Freeze-drying strawberries keeps all their Vitamin C and polyphenols and 92% of their antioxidants, saving more nutrients than by chilling which can lose over 80% of antioxidant concentrations.
It is well known that heat destroys most of the antioxidant potential of berries, making canned and juicing that involve friction and heat a poor choice to maximize their antioxidant potential.
The same is true for refrigeration.
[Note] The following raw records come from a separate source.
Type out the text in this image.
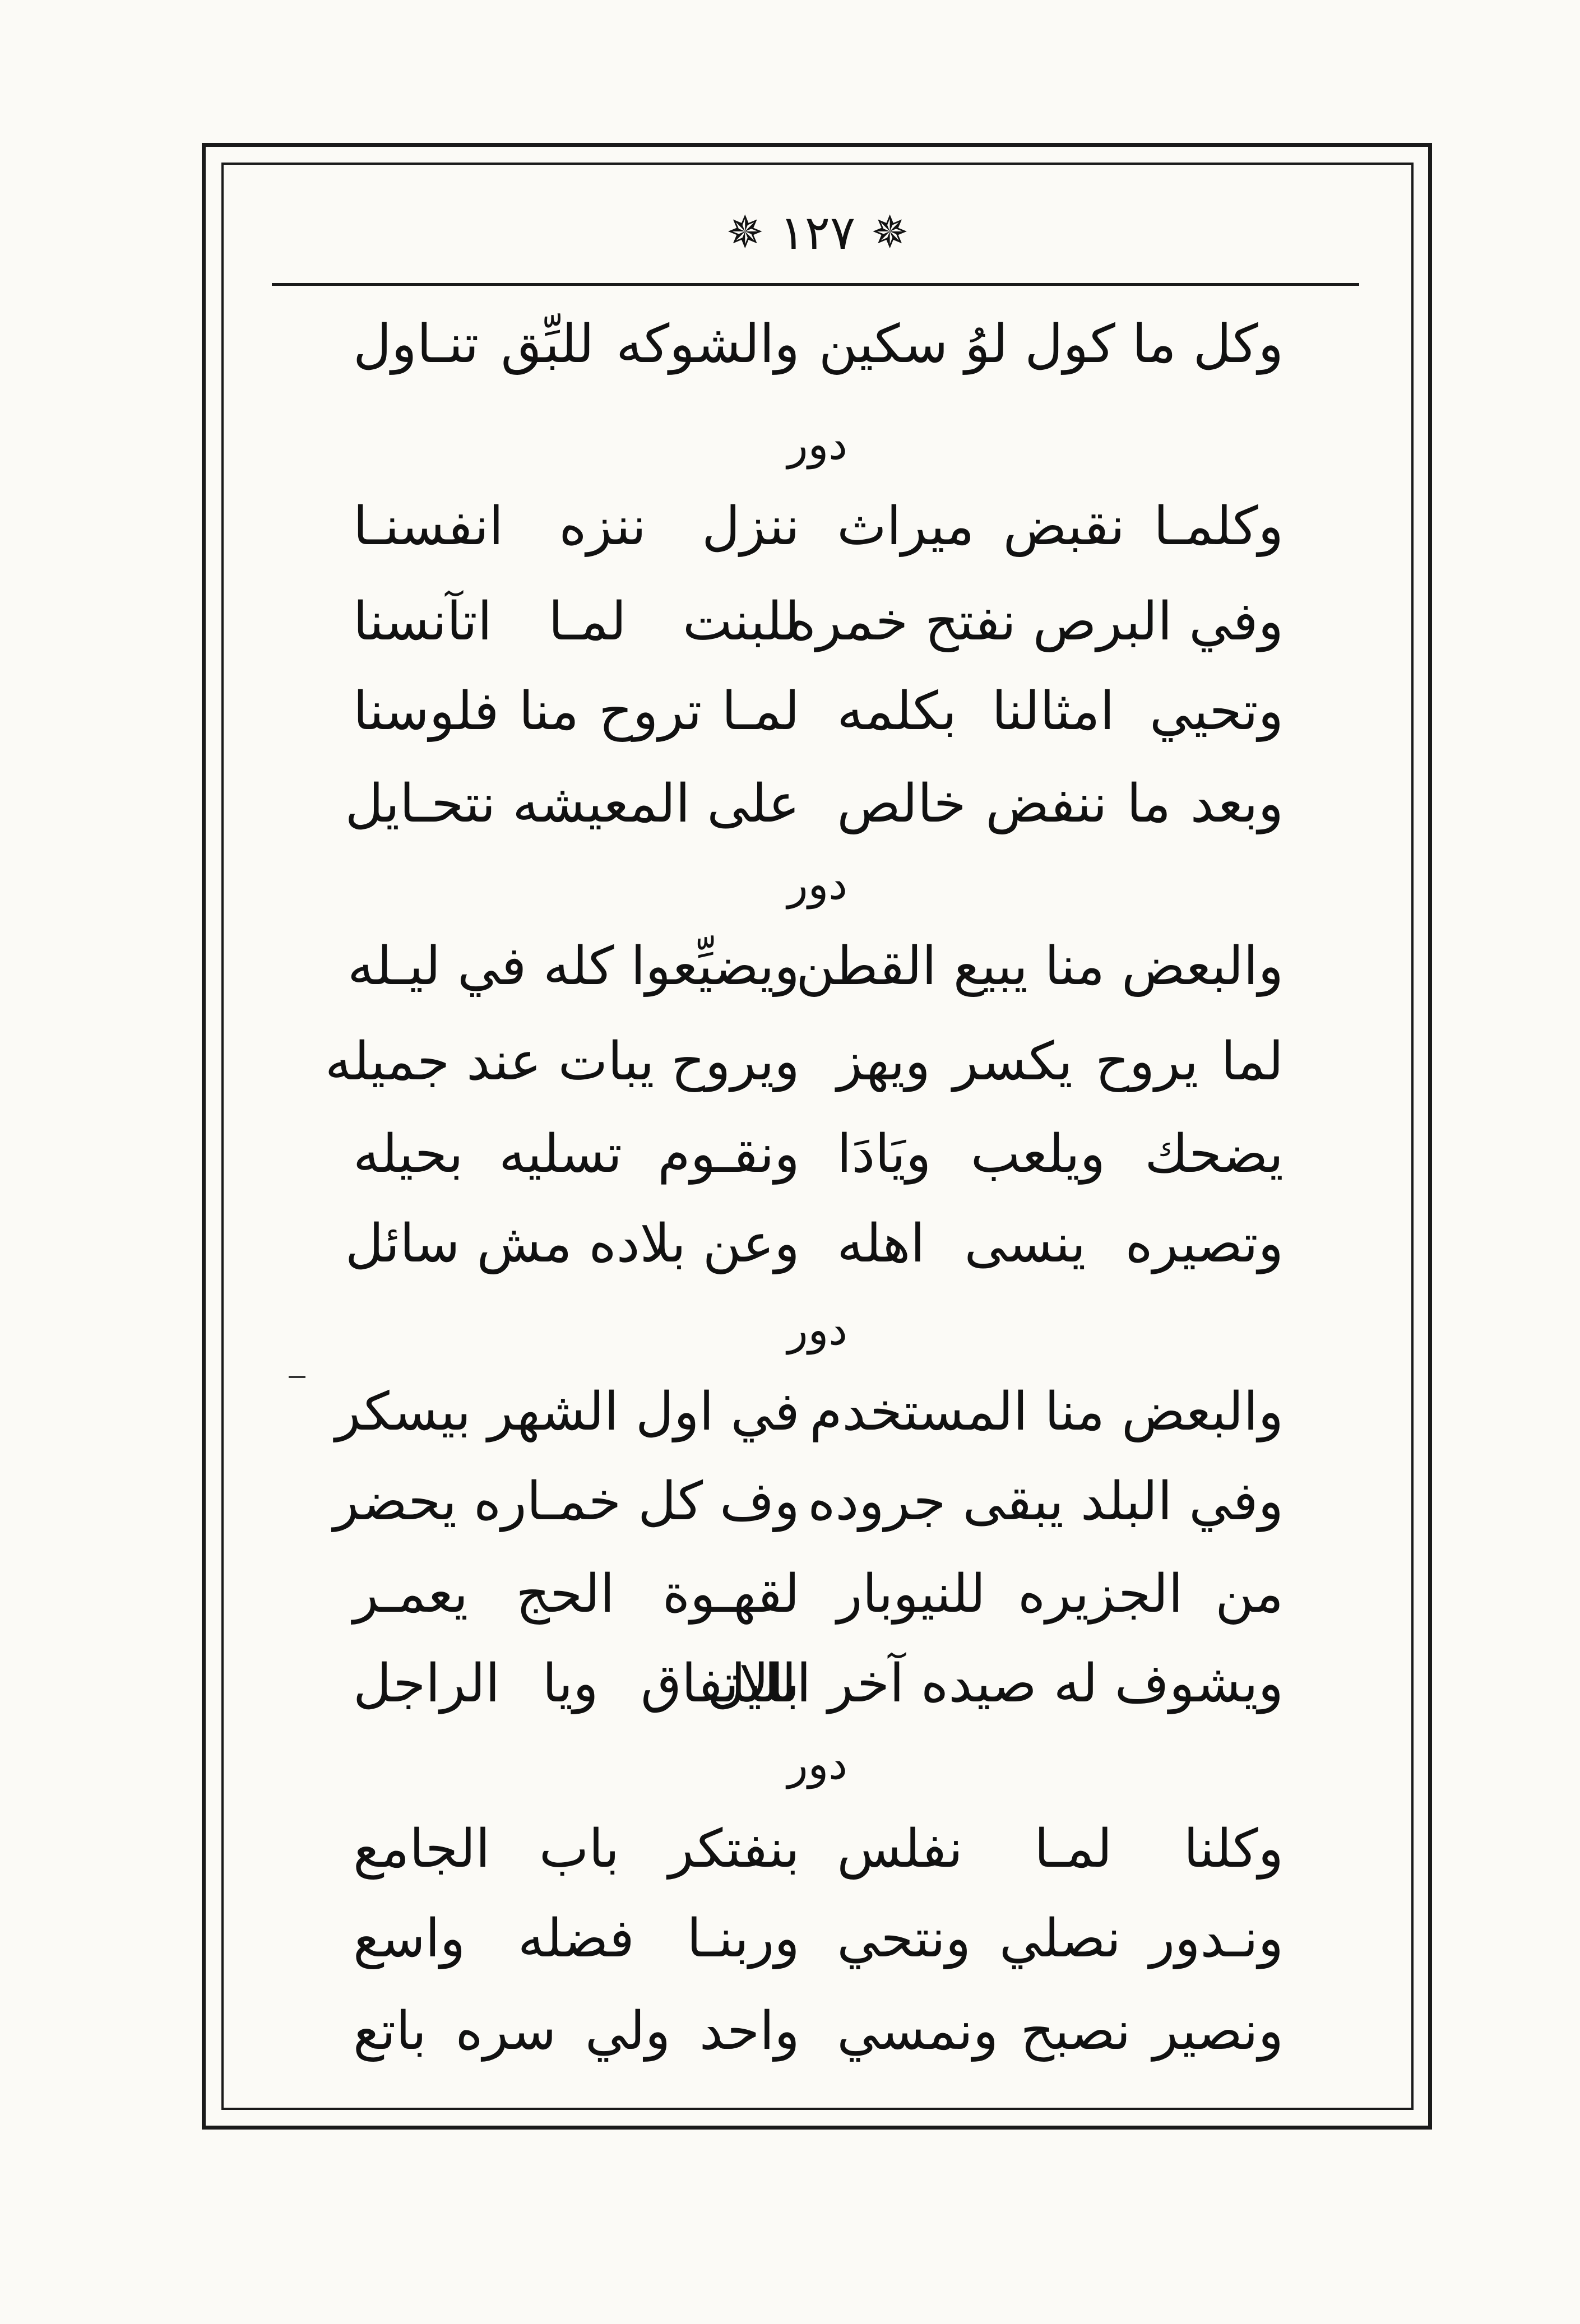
✵ ١٢٧ ✵
وكل ما كول لوُ سكين
والشوكه للبِّق تنـاول
دور
وكلمـا نقبض ميراث
ننزل ننزه انفسنـا
وفي البرص نفتح خمره
للبنت لمـا اتآنسنا
وتحيي امثالنا بكلمه
لمـا تروح منا فلوسنا
وبعد ما ننفض خالص
على المعيشه نتحـايل
دور
والبعض منا يبيع القطن
ويضيِّعوا كله في ليـله
لما يروح يكسر ويهز
ويروح يبات عند جميله
يضحك ويلعب ويَادَا
ونقـوم تسليه بحيله
وتصيره ينسى اهله
وعن بلاده مش سائل
دور
والبعض منا المستخدم
في اول الشهر بيسكر
وفي البلد يبقى جروده
وف كل خمـاره يحضر
من الجزيره للنيوبار
لقهـوة الحج يعمـر
ويشوف له صيده آخر الليل
بالاتفاق ويا الراجل
دور
وكلنا لمـا نفلس
بنفتكر باب الجامع
ونـدور نصلي ونتحي
وربنـا فضله واسع
ونصير نصبح ونمسي
واحد ولي سره باتع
It appears that whenever fruit experiences temperature variants from its original state, antioxidant potential is affected, that is unless it is freeze dried.
Researchers at Sheffield Hallam University, UK measured Vitamin C, total antioxidant capacity (TAC), and total phenolic content (TPC) in fresh, chilled and freeze-dried strawberries.
Freeze-drying had no significant impact on nutrient content, but refrigerated fruit experienced large losses.
Researchers at the Ohio State University Comprehensive Cancer Center examined the effect of freeze-dried black raspberries on genes altered by a chemical carcinogen in an animal model of esophageal cancer.
The carcinogen affected the activity of some 2,200 genes in the animals’ esophagus in only one week, but 460 of those genes were restored to normal activity in animals that consumed freeze-dried black raspberry powder as part of their diet during the exposure.
“Freeze drying the berries concentrates these elements about ten times, giving us a power pack of chemoprevention agents that can influence the different signaling pathways that are deregulated in cancer,” said principal investigator Gary D. Stoner, a professor of pathology, human nutrition and medicine who studies dietary agents for the prevention of esophageal cancer.
Packaging Research Planned
John McAughtrie, technical director, Chaucer Foods, said the research highlights the nutritional benefits of freeze-drying fruit and vegetables.
“We are now planning to undertake further studies to compare the nutrient retention of freeze dried fruit and vegetables against those that have been dried using alternative technologies, and to consider the effects of packaging and storage on nutrient retention.”
In the fruit chilled for seven days, TPC was reduced by 82% from fresh, Vitamin C was down by 19%, and 23% of TAC was lost. These are similar losses experienced through friction and heating mechanisms while juicing.
TPC is a measure of polyphenols, chemicals with antioxidant health benefits found in fruits, vegetables, tea and wine. The largest group of polyphenols is flavonoids, which can contribute to food’s color and mouthfeel.